Tahun 2020 Advertorial liputan berita di Pemda Meranti yang sudah diantarkan kepada bagian penerima liputan berita tersebut sampai saat ini belum dibayar oleh Kabag Humas Kantor Bupati Meranti. Saat ini sudah masuk tahun 2021, dikemanakan dana anggaran tahun 2020 yang masuk ke sektor Humas Meranti? dialih fungsi kemana? Jangan seperti dana reboisasi dan dana DAK tahun 2016 dan tahun 2017 dialih fungsikan ke OPD yang lain sesuai dengan hasil temuan BPK Perwakilan Riau.

            Ketua Lembaga Ikatan Pencinta Kedaulatan Rakyat mengatakan kepada LHI “kucuran dana disektor Humas Meranti harus diaudit! Bila perlu Kabag Humas harus diperiksa oleh penegak hukum”.

Saat ini Kabag Humas memegang dua jabatan yaitu Plt. Kesra kantor Bupati Meranti.

Beberapa kali LHI ke ruangan humas tidak ada diruangannya termasuk kasubagnya untuk membicarakan penagihan Advertorial yang dimuat di media Lintas Hukum Indonesia Online dan media Lintas Pena Online.

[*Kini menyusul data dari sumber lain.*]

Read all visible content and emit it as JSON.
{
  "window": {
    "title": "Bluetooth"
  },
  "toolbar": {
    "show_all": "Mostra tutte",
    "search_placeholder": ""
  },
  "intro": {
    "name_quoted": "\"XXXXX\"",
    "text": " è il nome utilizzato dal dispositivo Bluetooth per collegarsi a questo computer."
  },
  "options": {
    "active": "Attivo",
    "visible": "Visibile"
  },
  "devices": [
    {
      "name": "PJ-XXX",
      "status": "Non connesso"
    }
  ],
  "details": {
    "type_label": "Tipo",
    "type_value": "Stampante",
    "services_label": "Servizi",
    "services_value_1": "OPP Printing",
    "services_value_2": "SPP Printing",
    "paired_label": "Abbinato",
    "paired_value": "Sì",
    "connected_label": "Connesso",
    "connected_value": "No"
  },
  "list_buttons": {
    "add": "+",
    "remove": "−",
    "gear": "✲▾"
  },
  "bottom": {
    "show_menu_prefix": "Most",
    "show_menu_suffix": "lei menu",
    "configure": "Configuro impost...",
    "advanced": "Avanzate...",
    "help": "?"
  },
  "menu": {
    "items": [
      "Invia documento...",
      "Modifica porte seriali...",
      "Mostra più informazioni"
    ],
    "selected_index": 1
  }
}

            Pada tanggal 13 Januari 2021 jam 2 siang, bukti fisik Advertorial diserahkan kepada Sekda Meranti untuk mendapat solusinya atau realisasinya, saat ini jabatan bupati meranti hampir selesai jabatannya, sampai dimana pengawasan aliran dana keuangan di Pemda Meranti? Sampai tutup tahun 2020 pembayaran advertorial saja masih tertunda sehingga masuk tahun 2021 belum juga dibayarkan samapai dimana ketegasan Sekda Kabupaten Kepulauan Meranti?. (RAMLI ISHAK).